MODULE 13:- Metasploit Framework
- 6 Metasploit Modules – You should know
- MSFvenom replacement of MSFpayload and msfencode – Full guide
- 6 Techniques to analyze the vulnerability scan report in Metasploit
- How to use Metasploit for vulnerability scanning
- How to use metasploit pro in Kali Linux
- Creating Persistent Backdoor By Metasploit in Kali Linux
- Creating Trojan Horse (Encoded)By Using Msfpayload
Metasploit Modules in Kali Linux
Metasploit modules are main components of Metasploit. The Metasploit Project is a computer security extend that gives data about security vulnerabilities and supports in penetration testing.
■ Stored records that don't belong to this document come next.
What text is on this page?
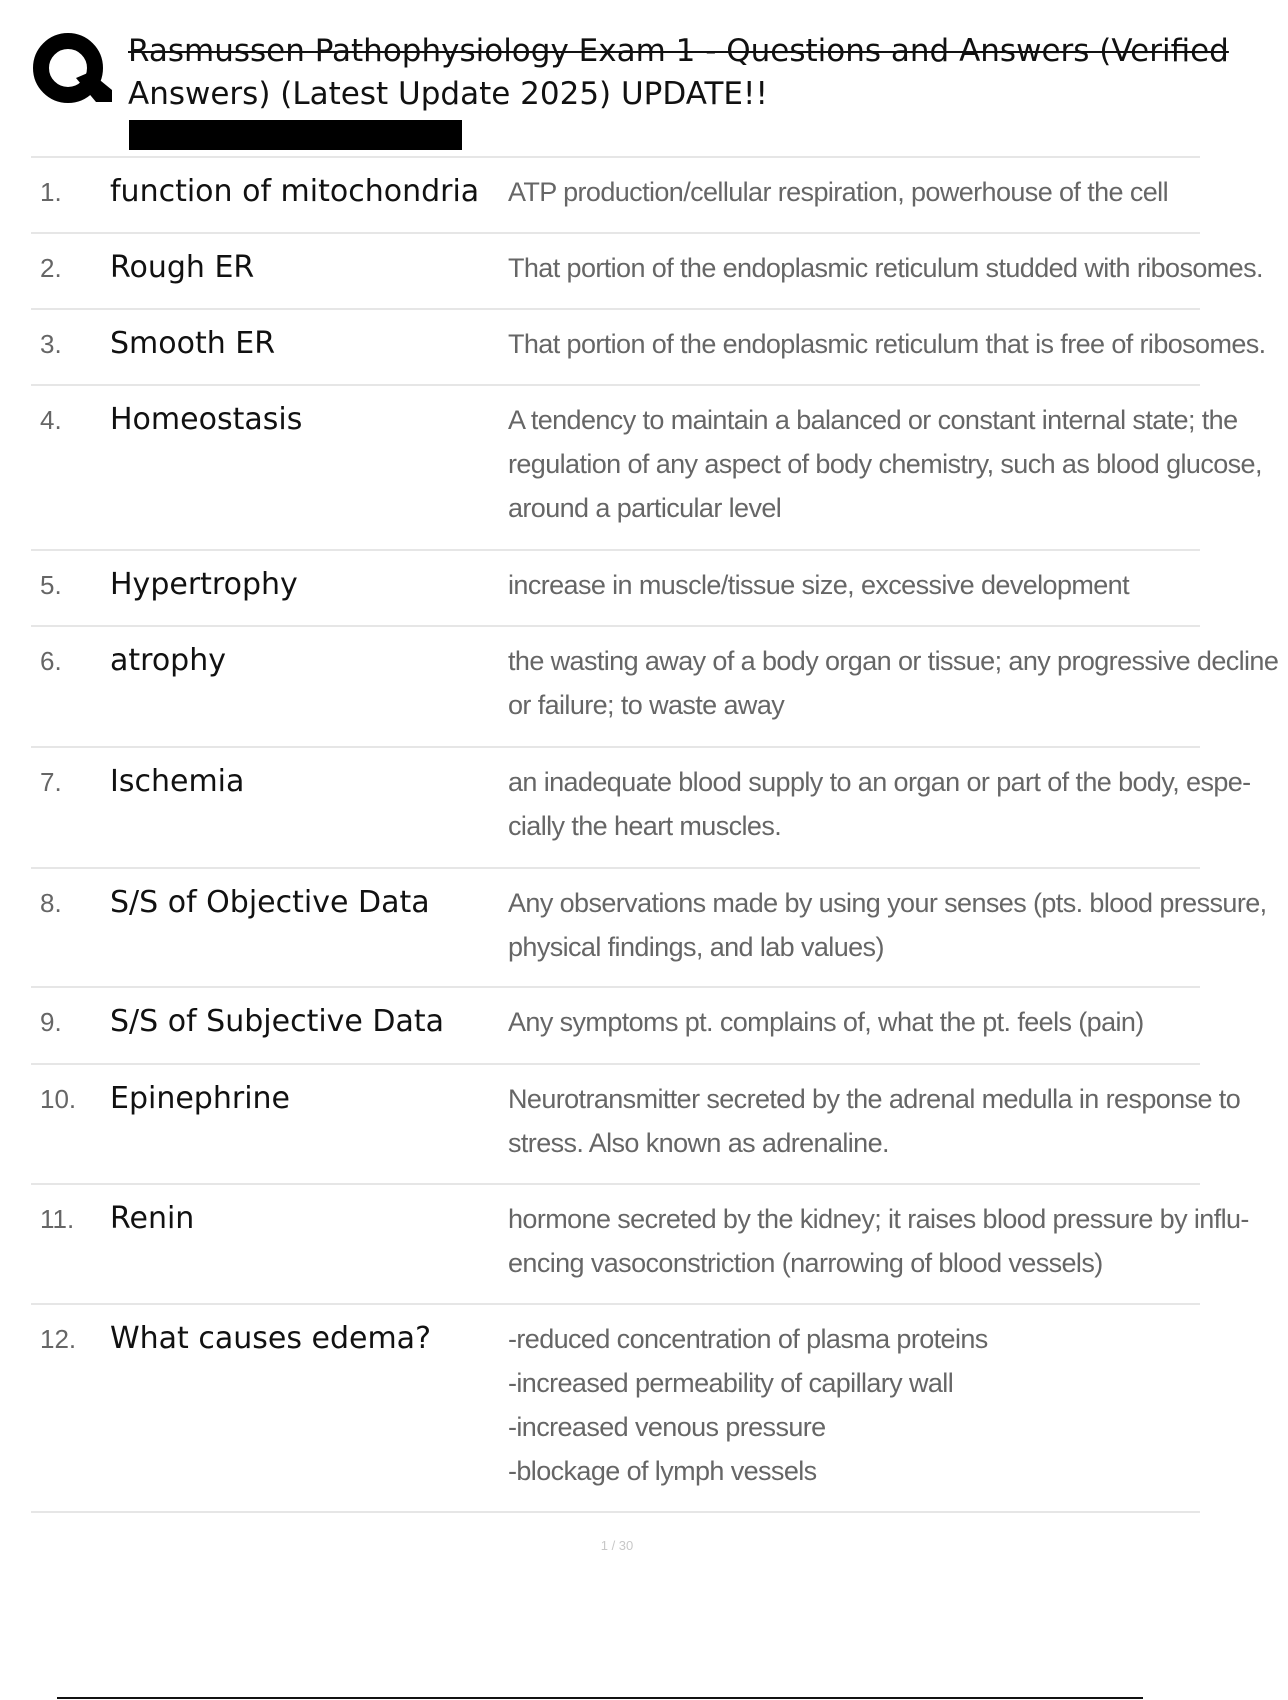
Rasmussen Pathophysiology Exam 1 - Questions and Answers (Verified
Answers) (Latest Update 2025) UPDATE!!
1.	function of mitochondria	ATP production/cellular respiration, powerhouse of the cell
2.	Rough ER	That portion of the endoplasmic reticulum studded with ribosomes.
3.	Smooth ER	That portion of the endoplasmic reticulum that is free of ribosomes.
4.	Homeostasis	A tendency to maintain a balanced or constant internal state; the
regulation of any aspect of body chemistry, such as blood glucose,
around a particular level
5.	Hypertrophy	increase in muscle/tissue size, excessive development
6.	atrophy	the wasting away of a body organ or tissue; any progressive decline
or failure; to waste away
7.	Ischemia	an inadequate blood supply to an organ or part of the body, espe-
cially the heart muscles.
8.	S/S of Objective Data	Any observations made by using your senses (pts. blood pressure,
physical findings, and lab values)
9.	S/S of Subjective Data	Any symptoms pt. complains of, what the pt. feels (pain)
10.	Epinephrine	Neurotransmitter secreted by the adrenal medulla in response to
stress. Also known as adrenaline.
11.	Renin	hormone secreted by the kidney; it raises blood pressure by influ-
encing vasoconstriction (narrowing of blood vessels)
12.	What causes edema?	-reduced concentration of plasma proteins
-increased permeability of capillary wall
-increased venous pressure
-blockage of lymph vessels
1 / 30
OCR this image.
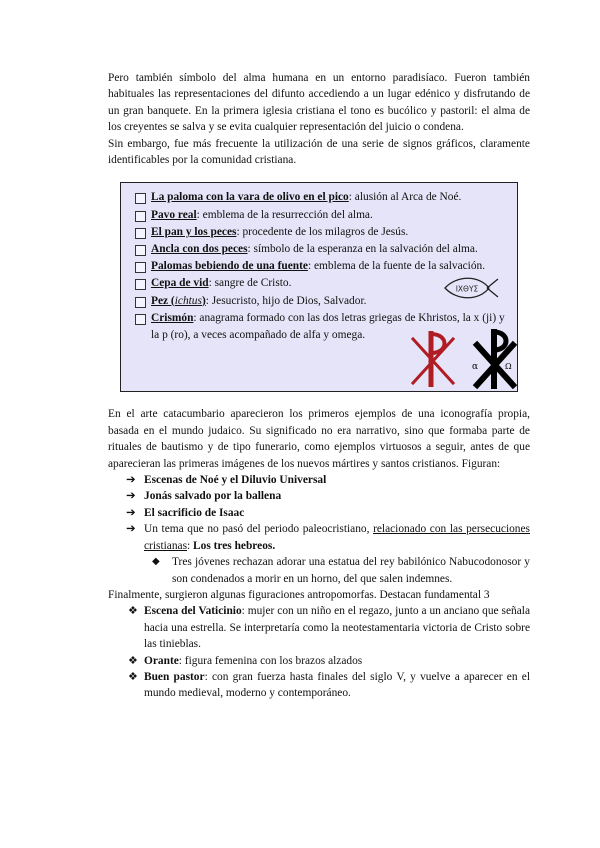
Pero también símbolo del alma humana en un entorno paradisíaco. Fueron también habituales las representaciones del difunto accediendo a un lugar edénico y disfrutando de un gran banquete. En la primera iglesia cristiana el tono es bucólico y pastoril: el alma de los creyentes se salva y se evita cualquier representación del juicio o condena.

Sin embargo, fue más frecuente la utilización de una serie de signos gráficos, claramente identificables por la comunidad cristiana.

La paloma con la vara de olivo en el pico: alusión al Arca de Noé.
Pavo real: emblema de la resurrección del alma.
El pan y los peces: procedente de los milagros de Jesús.
Ancla con dos peces: símbolo de la esperanza en la salvación del alma.
Palomas bebiendo de una fuente: emblema de la fuente de la salvación.
Cepa de vid: sangre de Cristo.
Pez (ichtus): Jesucristo, hijo de Dios, Salvador.
Crismón: anagrama formado con las dos letras griegas de Khristos, la x (ji) y la p (ro), a veces acompañado de alfa y omega.
ΙΧΘΥΣ
α	Ω

En el arte catacumbario aparecieron los primeros ejemplos de una iconografía propia, basada en el mundo judaico. Su significado no era narrativo, sino que formaba parte de rituales de bautismo y de tipo funerario, como ejemplos virtuosos a seguir, antes de que aparecieran las primeras imágenes de los nuevos mártires y santos cristianos. Figuran:

➔ Escenas de Noé y el Diluvio Universal
➔ Jonás salvado por la ballena
➔ El sacrificio de Isaac
➔ Un tema que no pasó del periodo paleocristiano, relacionado con las persecuciones cristianas: Los tres hebreos.
◆ Tres jóvenes rechazan adorar una estatua del rey babilónico Nabucodonosor y son condenados a morir en un horno, del que salen indemnes.

Finalmente, surgieron algunas figuraciones antropomorfas. Destacan fundamental 3

❖ Escena del Vaticinio: mujer con un niño en el regazo, junto a un anciano que señala hacia una estrella. Se interpretaría como la neotestamentaria victoria de Cristo sobre las tinieblas.
❖ Orante: figura femenina con los brazos alzados
❖ Buen pastor: con gran fuerza hasta finales del siglo V, y vuelve a aparecer en el mundo medieval, moderno y contemporáneo.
The Framework breaks down into the module sorts:
1. Exploit Modules
2. Auxiliary Modules
1. Exploit Modules
Exploit modules are pieces of code within the database that when running on a victim computer. he attacker will attempt to leverage a vulnerability on the local or remote system compromising the payload module such as Meterpreter shell.
Metasploit post exploits modules permit Penetration tester to collect data from compromised machines, including hashes, tokens, provision passwords and a great deal more.
2. Auxiliary Modules
Auxiliary modules do not require the use of a payload to run like exploit modules. These types of modules include useful programs such as scanners, fuzzier, and SQL injection tools. Penetration testers use the plethora of scanners in the auxiliary directory to gather a deep understanding of the system to be attacked and then transition to exploit modules.
While using an exploit against a vulnerable machine, a payload is generally attached to the exploit before its execution. The payload contains the set of instructions that the victim’s computer is to carry out after compromise. Payloads come in many different flavors and can range from a few lines of code to small applications such as the Meterpreter shell. One should not just automatically jump to the Meterpreter shell. Metasploit contains over 200 different payloads
These types of shell lay dormant and listen for an attacker to connect or send instructions. Bind shells are not a good choice for victim machines that are behind a firewall that does not have direct network access to the machine.
Reverse shells call home to the security tester for immediate instruction and interaction. If the compromised machine executes the exploit with a reverse payload, then a tester will be presented with a shell to access the machine an if they were sitting at the keyboard on the victim’s machine.
The Meterpreter shell, a special type of shell, is the bread and butter of Metasploit. The Meterpreter shell can be added as a payload that is either a bind shell or reverse shell.
Listeners are specific handlers within the Metasploit framework that interact with the sessions established by payloads. The listener can either be embedded in a bind shell and sit waiting for a connection or actively sit listening for incoming connection on the security tester’s computer.
The shellcode is the delivery system inside that actually generates the hole, uploads malicious code, and executes the commands inside of the payload to generate a shell hence the name, shellcode. Not all payloads contain shellcode. For example, the payload, “windows/adduser” is just a series of commands aimed at generating a user or an administrative account on a windows platform.
Encoding of shell code is critical continuously exploitation b’coz,when you make a shell code that shell code may hold some bad characters, null bytes.either the transmission protocol or the end application might be touchy to “bad characters” which can break your shellcode up different ways. bad characters can, for the most part, be killed by encoding the payload.
In the event that you are utilizing shell code introduce within the Metasploit framework, dontthen don’tneed to focus on shell code encoding.metasploit of course encode the shell code when you are utilizing as a part of the misuse.
Yet in numerous circumstance when you are utilizing your own particular shell code as a part of shelcod then the shell code must be bad character free.
In low level language (assembly language), NOP is short for No Operation. This is most prevalently referred to for x86 chips as 0x90. At the point when a processor stacks that instruction, it basically does nothing (in any event helpful) for the one cycle and afterward progresses the register to the next instruction.